Warren Buffett is once again one of the five richest people in the world.

The legendary 91-year-old investor's $117 billion fortune puts him behind only Elon Musk, Jeff Bezos, Bernard Arnault and Bill Gates in the global wealth rankings, according to the Bloomberg Billionaires Index.

Unlike the other members of the top five who have all lost money this year, Buffett's fortune has grown by $7.8 billion in 2022. In comparison, Musk, the world's richest man, has lost $62 billion, while Gates has lost a comparatively modest $12.5 billion.

Interestingly, it has been the loss of wealth by others rather than an increase in his own net worth that catapulted Buffett back into fifth place. Mark Zuckerberg, who had a net worth of more than $120 billion in January, has seen his fortune plummet by $54 billion as Facebook shares have been pummeled this year.

Other tech executive who were previously in the top 10, such as Google founders Larry Page and Sergey Brin, former Microsoft CEO Steve Ballmer and Oracle founder Larry Ellison, would all be ahead of Buffett had they not taken substantial hits to their net worth thanks to the tumble in tech stocks this year.

Shares of Buffett's Berkshire Hathaway are up more than 7% so far this year thanks largely to the investor's belief in diversification. Though 44% of Berkshire's portfolio is made up of Apple — which itself is down 10% this year — it is widely diversified and has allowed the firm to weather tech sell-offs.

Buffett has long recommended that investors put their money in index funds, which hold every stock in an index, making them automatically diversified.
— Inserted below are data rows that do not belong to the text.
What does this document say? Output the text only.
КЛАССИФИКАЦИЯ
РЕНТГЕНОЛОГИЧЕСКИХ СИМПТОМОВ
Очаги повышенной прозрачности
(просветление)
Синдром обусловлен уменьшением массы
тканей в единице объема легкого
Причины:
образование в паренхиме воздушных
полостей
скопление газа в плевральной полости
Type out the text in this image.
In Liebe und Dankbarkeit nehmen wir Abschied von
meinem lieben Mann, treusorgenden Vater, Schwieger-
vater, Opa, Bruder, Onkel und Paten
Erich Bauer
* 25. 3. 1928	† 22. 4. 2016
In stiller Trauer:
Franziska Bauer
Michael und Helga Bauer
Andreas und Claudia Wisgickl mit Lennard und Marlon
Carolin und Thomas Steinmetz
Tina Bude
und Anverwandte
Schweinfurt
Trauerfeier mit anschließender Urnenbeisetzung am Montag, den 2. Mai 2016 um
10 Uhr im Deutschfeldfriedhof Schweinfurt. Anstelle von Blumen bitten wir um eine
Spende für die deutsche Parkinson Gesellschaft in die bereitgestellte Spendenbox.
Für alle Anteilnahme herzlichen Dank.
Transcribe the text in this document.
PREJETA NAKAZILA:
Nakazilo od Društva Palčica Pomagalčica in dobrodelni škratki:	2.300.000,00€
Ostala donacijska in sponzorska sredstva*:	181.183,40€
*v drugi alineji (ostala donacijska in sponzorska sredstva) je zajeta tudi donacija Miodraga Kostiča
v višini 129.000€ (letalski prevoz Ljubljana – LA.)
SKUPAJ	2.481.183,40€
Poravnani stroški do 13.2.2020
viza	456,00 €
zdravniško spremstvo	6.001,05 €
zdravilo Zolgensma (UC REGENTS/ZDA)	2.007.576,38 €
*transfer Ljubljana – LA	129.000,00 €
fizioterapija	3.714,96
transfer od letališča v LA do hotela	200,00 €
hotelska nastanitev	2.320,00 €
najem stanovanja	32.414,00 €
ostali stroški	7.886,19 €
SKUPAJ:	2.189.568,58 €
The S&P 500, for example, includes big-name companies like Apple, Coca-Cola and Google.

In 2017, Buffett told CNBC that for people looking to build their retirement savings, diversified index funds make "the most sense practically all of the time."

"Consistently buy an S&P 500 low-cost index fund," Buffett said. "Keep buying it through thick and thin, and especially through thin."